A Polícia Federal poderá usar a Lei de Segurança Nacional ( LSN), editada em 1983, no último governo do regime militar, para coibir as chamadas fake news ( notícias falsas disseminadas como se fossem verdadeiras pela internet) nas eleições deste ano. À frente da Diretoria de Investigação e Combate ao Crime Organizado ( Dicor) da Polícia Federal, o delegado Eugênio Ricas defende a criação de uma nova lei para combater as fake news. Mas ele alerta para a dificuldade de se punir os infratores, por falta de lei específica sobre o tema. Segundo Ricas, se a norma não for criada, será preciso aplicar inclusive a LSN.

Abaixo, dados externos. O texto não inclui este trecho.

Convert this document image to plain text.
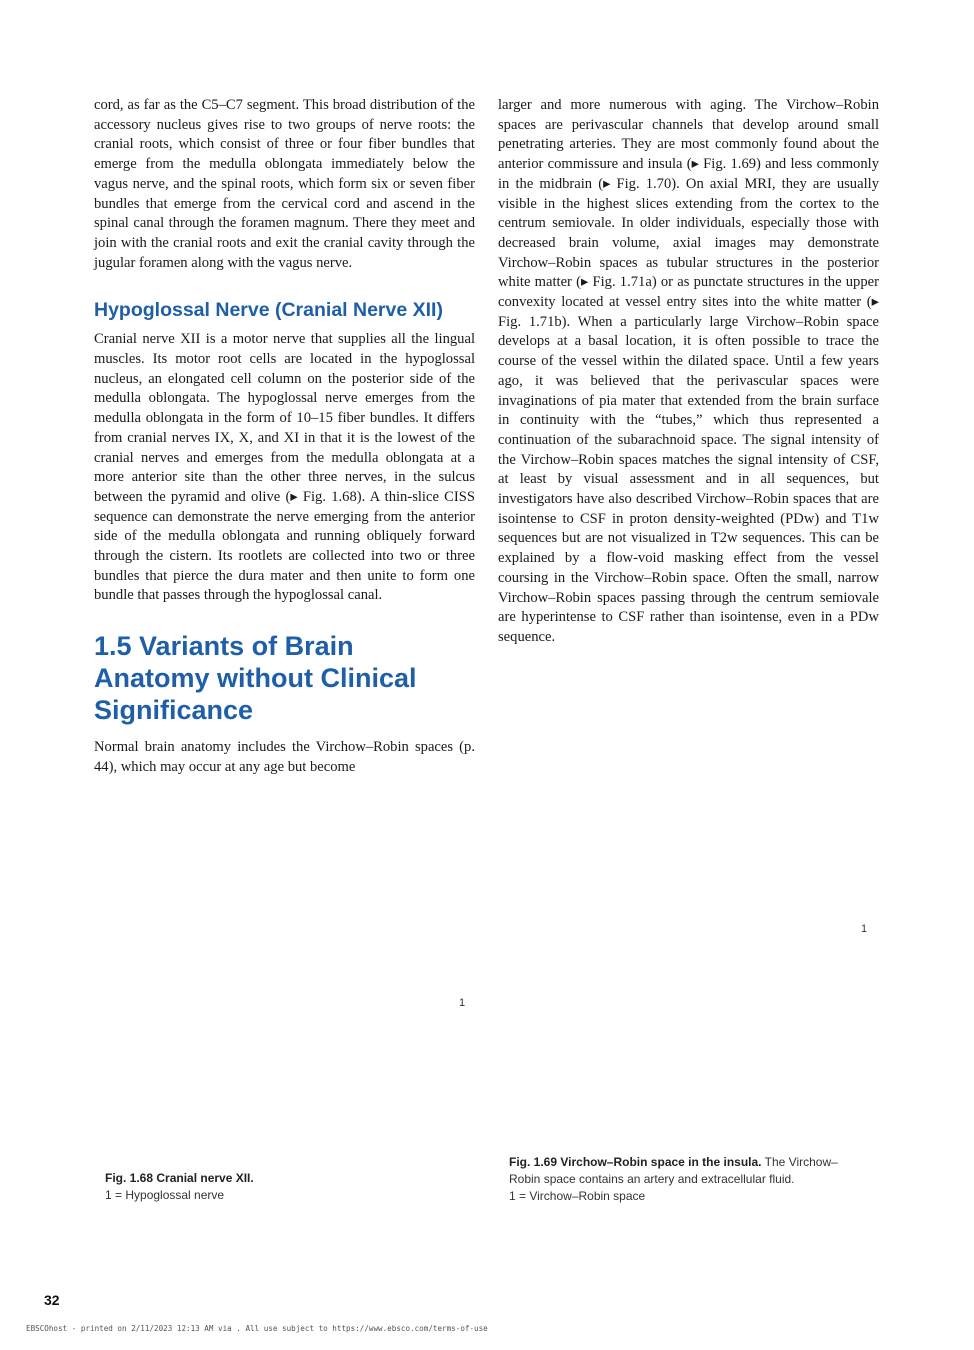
cord, as far as the C5–C7 segment. This broad distribution of the accessory nucleus gives rise to two groups of nerve roots: the cranial roots, which consist of three or four fiber bundles that emerge from the medulla oblongata immediately below the vagus nerve, and the spinal roots, which form six or seven fiber bundles that emerge from the cervical cord and ascend in the spinal canal through the foramen magnum. There they meet and join with the cranial roots and exit the cranial cavity through the jugular foramen along with the vagus nerve.

Hypoglossal Nerve (Cranial Nerve XII)

Cranial nerve XII is a motor nerve that supplies all the lingual muscles. Its motor root cells are located in the hypoglossal nucleus, an elongated cell column on the posterior side of the medulla oblongata. The hypoglossal nerve emerges from the medulla oblongata in the form of 10–15 fiber bundles. It differs from cranial nerves IX, X, and XI in that it is the lowest of the cranial nerves and emerges from the medulla oblongata at a more anterior site than the other three nerves, in the sulcus between the pyramid and olive (▸ Fig. 1.68). A thin-slice CISS sequence can demonstrate the nerve emerging from the anterior side of the medulla oblongata and running obliquely forward through the cistern. Its rootlets are collected into two or three bundles that pierce the dura mater and then unite to form one bundle that passes through the hypoglossal canal.

1.5 Variants of Brain Anatomy without Clinical Significance

Normal brain anatomy includes the Virchow–Robin spaces (p. 44), which may occur at any age but become

larger and more numerous with aging. The Virchow–Robin spaces are perivascular channels that develop around small penetrating arteries. They are most commonly found about the anterior commissure and insula (▸ Fig. 1.69) and less commonly in the midbrain (▸ Fig. 1.70). On axial MRI, they are usually visible in the highest slices extending from the cortex to the centrum semiovale. In older individuals, especially those with decreased brain volume, axial images may demonstrate Virchow–Robin spaces as tubular structures in the posterior white matter (▸ Fig. 1.71a) or as punctate structures in the upper convexity located at vessel entry sites into the white matter (▸ Fig. 1.71b). When a particularly large Virchow–Robin space develops at a basal location, it is often possible to trace the course of the vessel within the dilated space. Until a few years ago, it was believed that the perivascular spaces were invaginations of pia mater that extended from the brain surface in continuity with the “tubes,” which thus represented a continuation of the subarachnoid space. The signal intensity of the Virchow–Robin spaces matches the signal intensity of CSF, at least by visual assessment and in all sequences, but investigators have also described Virchow–Robin spaces that are isointense to CSF in proton density-weighted (PDw) and T1w sequences but are not visualized in T2w sequences. This can be explained by a flow-void masking effect from the vessel coursing in the Virchow–Robin space. Often the small, narrow Virchow–Robin spaces passing through the centrum semiovale are hyperintense to CSF rather than isointense, even in a PDw sequence.

1
1
Fig. 1.68 Cranial nerve XII.
1 = Hypoglossal nerve
Fig. 1.69 Virchow–Robin space in the insula. The Virchow–Robin space contains an artery and extracellular fluid.
1 = Virchow–Robin space
32
EBSCOhost - printed on 2/11/2023 12:13 AM via . All use subject to https://www.ebsco.com/terms-of-use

— ( Sem lei nova) pode- se enquadrar a prática na lei de crimes contra a honra, ou em crimes eleitorais. Vamos ter de usar também a Lei de Segurança Nacional, que é antiga. Tem um artigo nela que prevê como crime espalhar boatos que gerem pânico. Para você ver a carência da legislação brasileira! Precisamos de leis mais modernas — disse o delegado.

Ricas afirmou que o hiato na legislação atual impõe a criação de uma nova lei para definir o crime e as punições aos infratores. Segundo ele, existe hoje uma “linha tênue dividindo o que é liberdade de expressão e crime”. Para o delegado, em alguns casos é impossível punir a prática.

— Fica difícil punir. Em determinados casos, fica até impossível. Há casos que têm poder para interferir no resultado eleição, mas há dificuldade para tipificar a conduta como crime. Por exemplo, nas últimas eleições, em um estado, às 8h da manhã do dia da votação, simularam um jornal e divulgaram uma pesquisa falsa. A eleição já estava decidida, mas a notícia levava a crer que teria segundo turno. Isso pode mudar o resultado das eleições e, ao mesmo tempo, não ofende a honra de ninguém — explicou.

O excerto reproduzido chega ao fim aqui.